Выбрать главу

Но сейчас я вдруг возненавидел его. Во мне все вскипело от этого его взгляда, собачьего и в то же время как-то по-детски коварного. И я уже открыл было рот, чтобы поинтересоваться, какого дьявола ему нужно на школьном дворе, но он скользнул ко мне и, подойдя вплотную, сказал:

— Я смотрю, вы с газеткой. Так что уже знаете.

— Это ты насчет Сонни? Да, знаю. Но вот как ты не загремел?

Он ухмыльнулся. Это было отвратительно, и в то же время он как бы предстал передо мной таким, каким был в детстве.

— Мое дело сторона, меня там не было.

— Твое счастье.

Я дал ему закурить. Между нами встало облачко дыма, но я по-прежнему, не отрываясь, смотрел на него.

— Ты такой конец сделал специально для того, чтобы сказать мне о Сонни?

— Ага.

Голова у него чуть-чуть тряслась, а глаза были странные: казалось, они вот-вот начнут косить. В ярком свете солнца заметнее проступал землистый оттенок его влажной шоколадной кожи, белки у него были желтые, а всклокоченные волосы давно не мыты. От него плохо пахло. Я слегка отступил от него и сказал:

— Что ж, спасибо. Но я уже все знаю, и меня ждут дома.

— Я немного вас провожу, — отозвался он.

Мы пошли. Во дворе еще болтались двое или трое мальчишек, и один из них сказал мне: «До свиданья» — и как-то странно поглядел на моего попутчика.

— Что думаете делать? — спросил меня тот. — Это я насчет Сонни.

— Я Сонни больше года не видел — так что я могу думать? Да и что вообще я могу сделать?

— Это точно, — сразу согласился он, — ничего вы тут не сделаете. Теперь уж старику Сонни, пожалуй, ничем не поможешь.

Так же точно думал и я, и именно поэтому мне казалось, что он говорить так не имеет права.

— Вообще-то Сонни меня удивил, — продолжал он. Странная была у него манера: когда говорил, смотрел куда-то в пространство, и создавалось впечатление, что разговаривает он с самим собой. — А я-то думал, Сонни ушлый. Думал: кто-кто, а уж Сонни не попадется.

— Наверное, он то же самое думал, — отрезал я, — потому и попался. А твои дела как? Уж кто ушлый, так это ты — что, не так разве?

Он поднял глаза и с минуту смотрел на меня в упор, не отрывая взгляда.

— Я не ушлый, — сказал он, помолчав. — Был бы ушлый, так у меня хватило бы духу пустить себе пулю в лоб.
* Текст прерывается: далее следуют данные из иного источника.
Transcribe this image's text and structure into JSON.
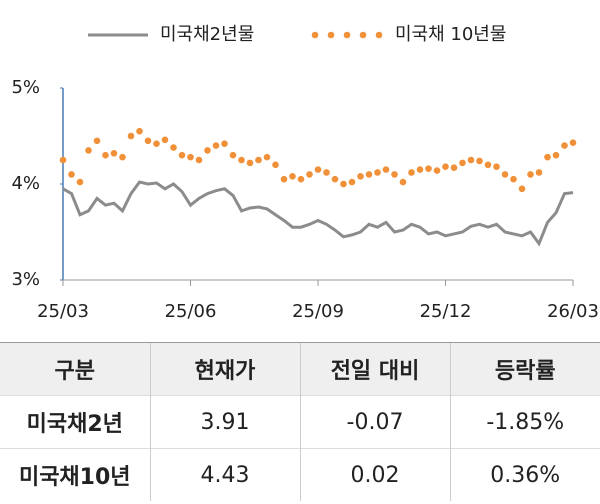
{
  "chart_data": {
    "type": "line",
    "categories": [
      "25/03",
      null,
      null,
      null,
      null,
      null,
      null,
      null,
      null,
      null,
      null,
      null,
      null,
      null,
      null,
      "25/06",
      null,
      null,
      null,
      null,
      null,
      null,
      null,
      null,
      null,
      null,
      null,
      null,
      null,
      null,
      "25/09",
      null,
      null,
      null,
      null,
      null,
      null,
      null,
      null,
      null,
      null,
      null,
      null,
      null,
      null,
      "25/12",
      null,
      null,
      null,
      null,
      null,
      null,
      null,
      null,
      null,
      null,
      null,
      null,
      null,
      null,
      "26/03"
    ],
    "ylim": [
      3,
      5
    ],
    "yticks": [
      {
        "value": 3,
        "label": "3%"
      },
      {
        "value": 4,
        "label": "4%"
      },
      {
        "value": 5,
        "label": "5%"
      }
    ],
    "series": [
      {
        "name": "미국채2년물",
        "color": "#8c8c8c",
        "style": "line",
        "values": [
          3.95,
          3.9,
          3.68,
          3.72,
          3.85,
          3.78,
          3.8,
          3.72,
          3.9,
          4.02,
          4.0,
          4.01,
          3.95,
          4.0,
          3.92,
          3.78,
          3.85,
          3.9,
          3.93,
          3.95,
          3.88,
          3.72,
          3.75,
          3.76,
          3.74,
          3.68,
          3.62,
          3.55,
          3.55,
          3.58,
          3.62,
          3.58,
          3.52,
          3.45,
          3.47,
          3.5,
          3.58,
          3.55,
          3.6,
          3.5,
          3.52,
          3.58,
          3.55,
          3.48,
          3.5,
          3.46,
          3.48,
          3.5,
          3.56,
          3.58,
          3.55,
          3.58,
          3.5,
          3.48,
          3.46,
          3.5,
          3.38,
          3.6,
          3.7,
          3.9,
          3.91
        ]
      },
      {
        "name": "미국채 10년물",
        "color": "#f0913a",
        "style": "dots",
        "values": [
          4.25,
          4.1,
          4.02,
          4.35,
          4.45,
          4.3,
          4.32,
          4.28,
          4.5,
          4.55,
          4.45,
          4.42,
          4.46,
          4.38,
          4.3,
          4.28,
          4.25,
          4.35,
          4.4,
          4.42,
          4.3,
          4.25,
          4.22,
          4.25,
          4.28,
          4.2,
          4.05,
          4.08,
          4.05,
          4.1,
          4.15,
          4.12,
          4.05,
          4.0,
          4.02,
          4.08,
          4.1,
          4.12,
          4.15,
          4.1,
          4.02,
          4.12,
          4.15,
          4.16,
          4.14,
          4.18,
          4.17,
          4.22,
          4.25,
          4.24,
          4.2,
          4.18,
          4.1,
          4.05,
          3.95,
          4.1,
          4.12,
          4.28,
          4.3,
          4.4,
          4.43
        ]
      }
    ]
  },
  "table": {
    "header": [
      "구분",
      "현재가",
      "전일 대비",
      "등락률"
    ],
    "rows": [
      [
        "미국채2년",
        "3.91",
        "-0.07",
        "-1.85%"
      ],
      [
        "미국채10년",
        "4.43",
        "0.02",
        "0.36%"
      ]
    ]
  }
}
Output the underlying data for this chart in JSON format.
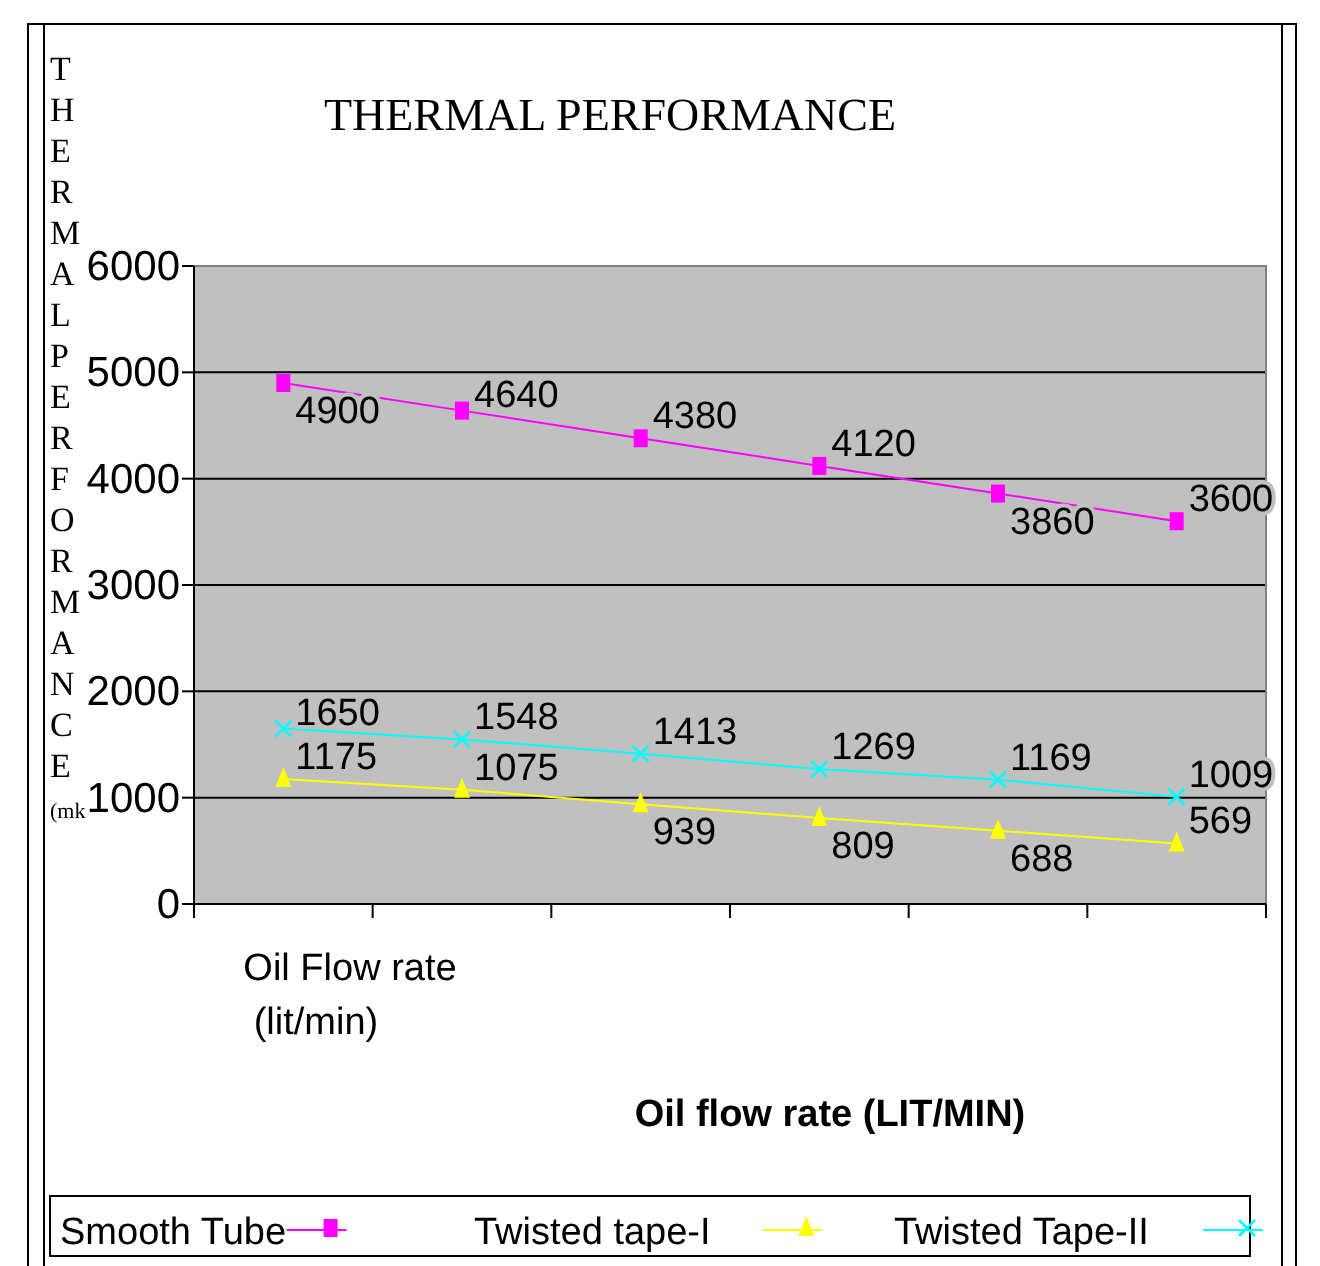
{
  "chart_data": {
    "type": "line",
    "title": "THERMAL PERFORMANCE",
    "xlabel": "Oil flow rate (LIT/MIN)",
    "ylabel": "THERMALPERFORMANCE (mk",
    "annotations": [
      "Oil Flow rate (lit/min)"
    ],
    "categories": [
      null,
      null,
      null,
      null,
      null,
      null
    ],
    "series": [
      {
        "name": "Smooth Tube",
        "color": "#ff00ff",
        "marker": "square",
        "values": [
          4900,
          4640,
          4380,
          4120,
          3860,
          3600
        ]
      },
      {
        "name": "Twisted tape-I",
        "color": "#ffff00",
        "marker": "triangle",
        "values": [
          1175,
          1075,
          939,
          809,
          688,
          569
        ]
      },
      {
        "name": "Twisted Tape-II",
        "color": "#00ffff",
        "marker": "cross",
        "values": [
          1650,
          1548,
          1413,
          1269,
          1169,
          1009
        ]
      }
    ],
    "ylim": [
      0,
      6000
    ],
    "yticks": [
      0,
      1000,
      2000,
      3000,
      4000,
      5000,
      6000
    ],
    "grid": "y",
    "legend": "bottom",
    "data_labels": true
  }
}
— О своей горькой жизни расскажи лучше кому-нибудь другому — у меня пистолета нет. А был бы — дал бы тебе его обязательно.

И тут мне стало стыдно-стыдно, наверное, потому, что мне и в голову не приходило, будто у этого бедолаги может быть какая-то своя жизнь, да к тому же еще горькая, и я поспешно спросил:

— Что же теперь с ним будет?

Он не ответил: мысли его были заняты чем-то совсем другим.

— Странное дело, — сказал он таким тоном, будто мы обсуждали, как быстрее доехать до Бруклина, — когда я утром увидел газету, я сразу спросил себя: а ты здесь совсем ни при чем? И почувствовал себя вроде как виноватым.

Я навострил уши. Метро было на углу, прямо перед нами, и я остановился. Остановился и он. Совсем рядом была распахнутая настежь дверь бара, и он слегка согнулся, чтобы заглянуть туда, но, видно, того, кого он искал, там не было. Из музыкального автомата выскакивали и бились о стены звуки, и я следил краем глаза, как барменша, пританцовывая, идет к своему месту за стойкой. Я видел ее лицо, когда она отвечала кому-то, смеясь и не переставая двигаться в такт музыке. Когда она улыбалась, в ней открывалась маленькая девочка, какой она была когда-то, и в то же время под маской истасканного лица полупроститутки угадывалась обреченная, молчаливо борющаяся с судьбой женщина.

— Чтобы я Сонни что-нибудь давал — такого не было, — опять заговорил он, — но был случай, прихожу я в школу хороший, и Сонни спрашивает меня, как оно.

Он замолчал. Я не мог заставить себя взглянуть на него — я смотрел на барменшу и вслушивался в музыку, от которой, казалось, трясся тротуар.

— Я сказал ему: сила.

Музыка оборвалась, барменша застыла, уставившись на автомат, и отвела от него взгляд только тогда, когда музыка зазвучала снова.

— Так и было на самом деле!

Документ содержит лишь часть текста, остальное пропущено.